Keskeiset käsitteet
Selectively Informative Descriptions can mitigate undesired embedding entanglements in text-to-image personalization, improving subject preservation and alignment.
Tiivistelmä
This content discusses the challenges of biases in text-to-image personalization, proposing Selectively Informative Descriptions (SID) as a solution. The study categorizes biases and presents experimental results supporting the effectiveness of SID in reducing undesired embedding entanglements. It also compares different models and measures to evaluate the impact of SID on subject preservation and alignment.
Directory:
- Introduction
- Text-to-image diffusion models have shown remarkable capabilities.

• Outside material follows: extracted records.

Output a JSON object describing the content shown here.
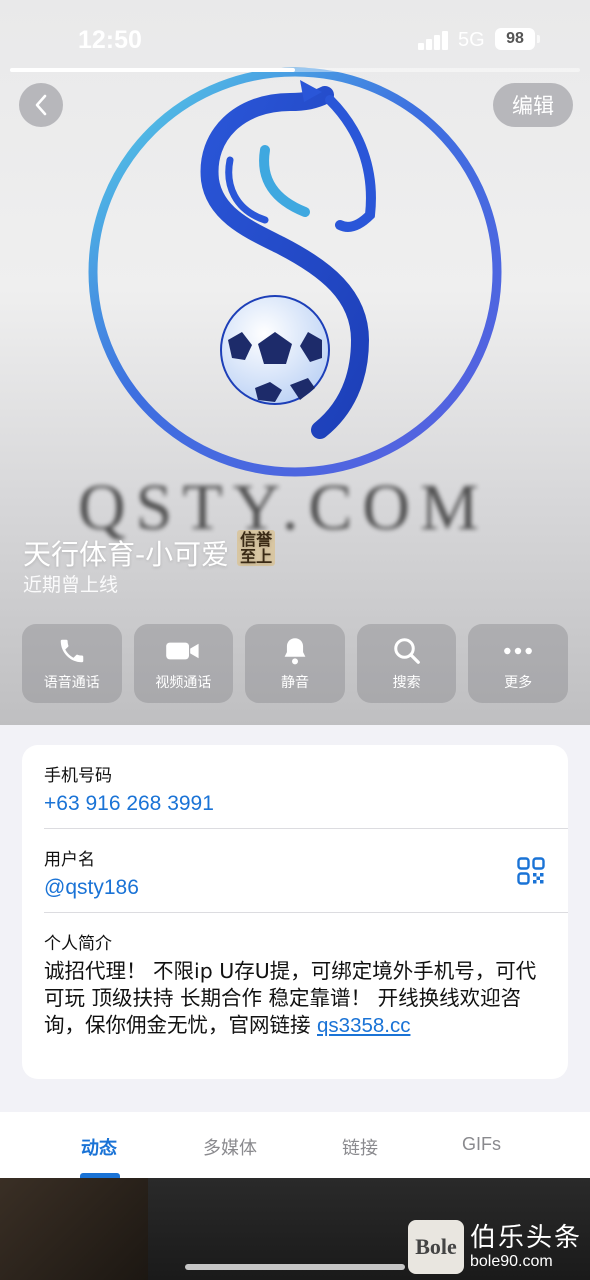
{
  "status_bar": {
    "time": "12:50",
    "network": "5G",
    "battery": "98",
    "story_progress": 0.5
  },
  "header": {
    "back_icon": "chevron-left-icon",
    "edit_label": "编辑",
    "avatar_logo_text": "QSTY.COM",
    "name": "天行体育-小可爱",
    "name_badge": "信誉至上",
    "status": "近期曾上线",
    "colors": {
      "logo_blue": "#2f6be0",
      "logo_cyan": "#4fd0e8"
    }
  },
  "actions": [
    {
      "icon": "phone-icon",
      "label": "语音通话"
    },
    {
      "icon": "video-camera-icon",
      "label": "视频通话"
    },
    {
      "icon": "bell-icon",
      "label": "静音"
    },
    {
      "icon": "search-icon",
      "label": "搜索"
    },
    {
      "icon": "more-dots-icon",
      "label": "更多"
    }
  ],
  "info": {
    "phone_label": "手机号码",
    "phone_value": "+63 916 268 3991",
    "username_label": "用户名",
    "username_value": "@qsty186",
    "qr_icon": "qr-code-icon",
    "bio_label": "个人简介",
    "bio_text": "诚招代理！ 不限ip U存U提，可绑定境外手机号，可代可玩 顶级扶持 长期合作 稳定靠谱！ 开线换线欢迎咨询，保你佣金无忧，官网链接 ",
    "bio_link": "qs3358.cc"
  },
  "tabs": [
    {
      "label": "动态",
      "active": true
    },
    {
      "label": "多媒体",
      "active": false
    },
    {
      "label": "链接",
      "active": false
    },
    {
      "label": "GIFs",
      "active": false
    }
  ],
  "watermark": {
    "logo_text": "Bole",
    "title": "伯乐头条",
    "site": "bole90.com"
  },
  "accent_color": "#1a73d6"
}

- Recent works focus on personalized image generation.
- Related Work
- Overview of text-to-image diffusion models and vision-language models.
- Method
- Proposal of SID to reduce embedding entanglements.
- Experiments
- Comprehensive experiments verifying the enhancement from SID.
- Analysis of cross-attention map
- Visualization of cross-attention maps highlighting embedding focus.
- Analysis of three key measures
- Introduction of customized measures for evaluating subject preservation and non-subject disentanglement.
- Discussion
- Comparison with negative prompts and segmentation, limitations, and potential enhancements.
Tilastot
In text-to-image personalization, overfitting is addressed by optimization-based or encoder-based approaches [12, 15, 24, 45, 57].
DreamBooth [45] fine-tunes pre-trained models with few reference images using specific text descriptions like "a [v] [class name]" or "photo of a [v] [class name]."
SID (Selectively Informative Description) deviates from traditional approaches by including informative specifications about undesired objects in train descriptions to reduce undesired embedding entanglements.
Lainaukset
"SID significantly diminishes the probability of undesired entanglement between subject embedding [v] and non-subject information."
"Our method is selective because we deliberately avoid incorporating informative specifications of the 'subject' itself into the train descriptions."